Com relação à educação ambiental, a Semad conta com o programa Jovens Mineiros Sustentáveis, que atualmente está em 105 municípios e já atendeu cerca de 6.600 alunos desde seu lançamento, em março de 2022. Neste mês, foi lançado o desafio Bosque do Amanhã, com a meta de plantio de 6 mil mudas pelas escolas que fazem parte do programa.
A Semad afirma que as ações de enfrentamento às mudanças climáticas do governo de Minas têm se destacado mundialmente, sendo um dos reconhecimentos o convite da Organização das Nações Unidas (ONU) para a participação na Cúpula de Ambição Climática, realizada na última semana, em Nova York. “Um dos destaques na participação de Minas foi o Plano Estadual de Ação Climática (Plac), lançado em 2022, considerado inspirador para outros países”, destaca a pasta.

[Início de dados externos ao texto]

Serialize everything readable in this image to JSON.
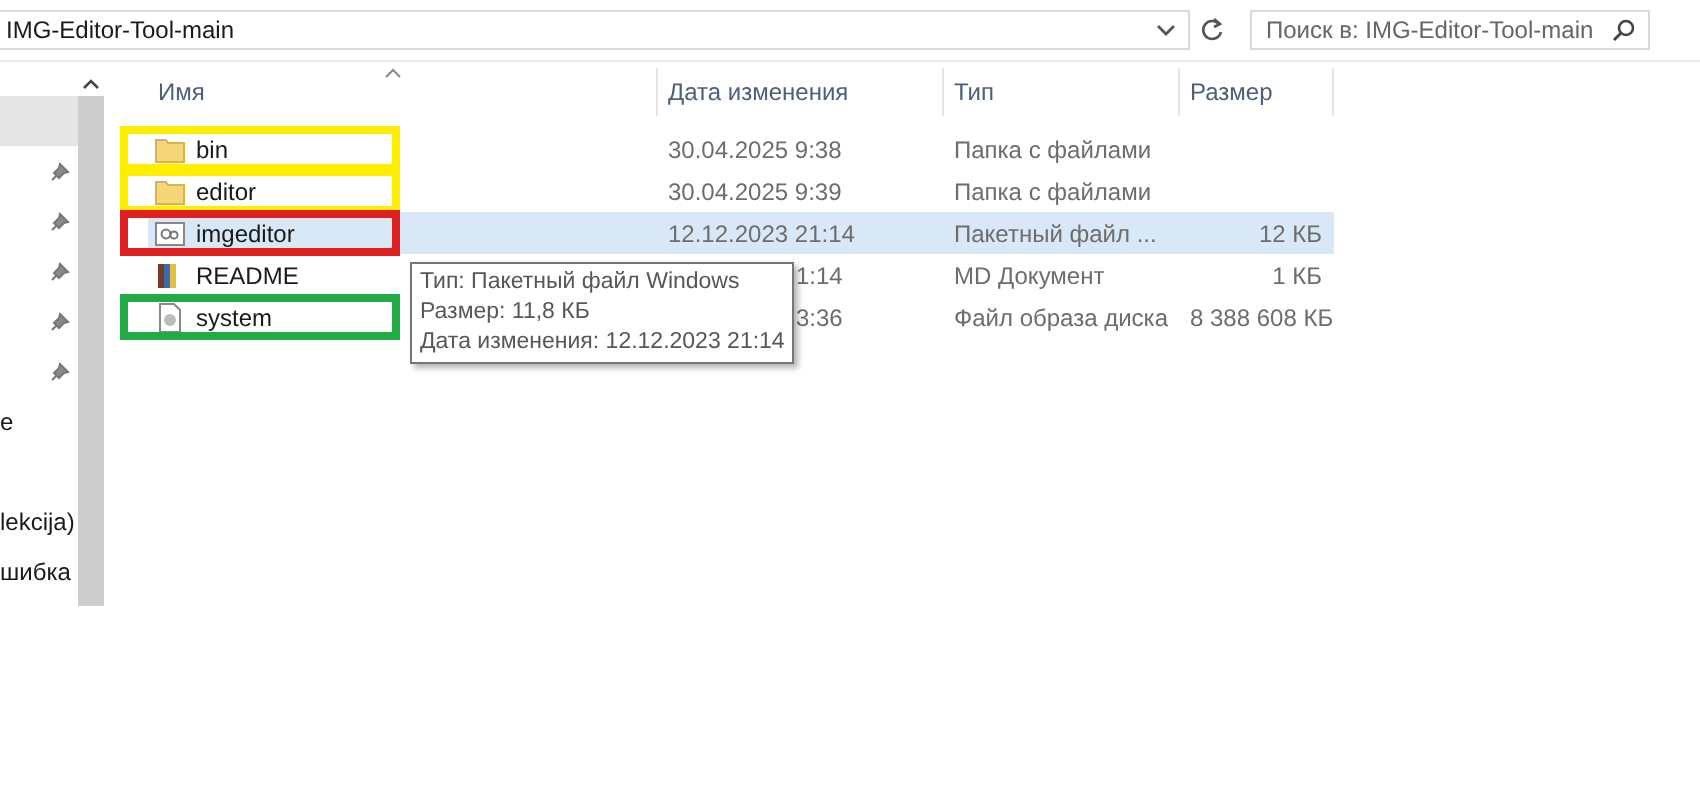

O Plac conta com 199 metas para a redução de gases de efeito estufa e captura de carbono, com estabelecimento de metas intermediárias para a redução a cada cinco anos (2025, 2030 e 2035). “Cabe destacar que Minas foi o primeiro estado da América Latina e do Caribe a aderir à Campanha Race to Zero (para zerar emissões líquidas de carbono até 2050)”, afirma a Semad.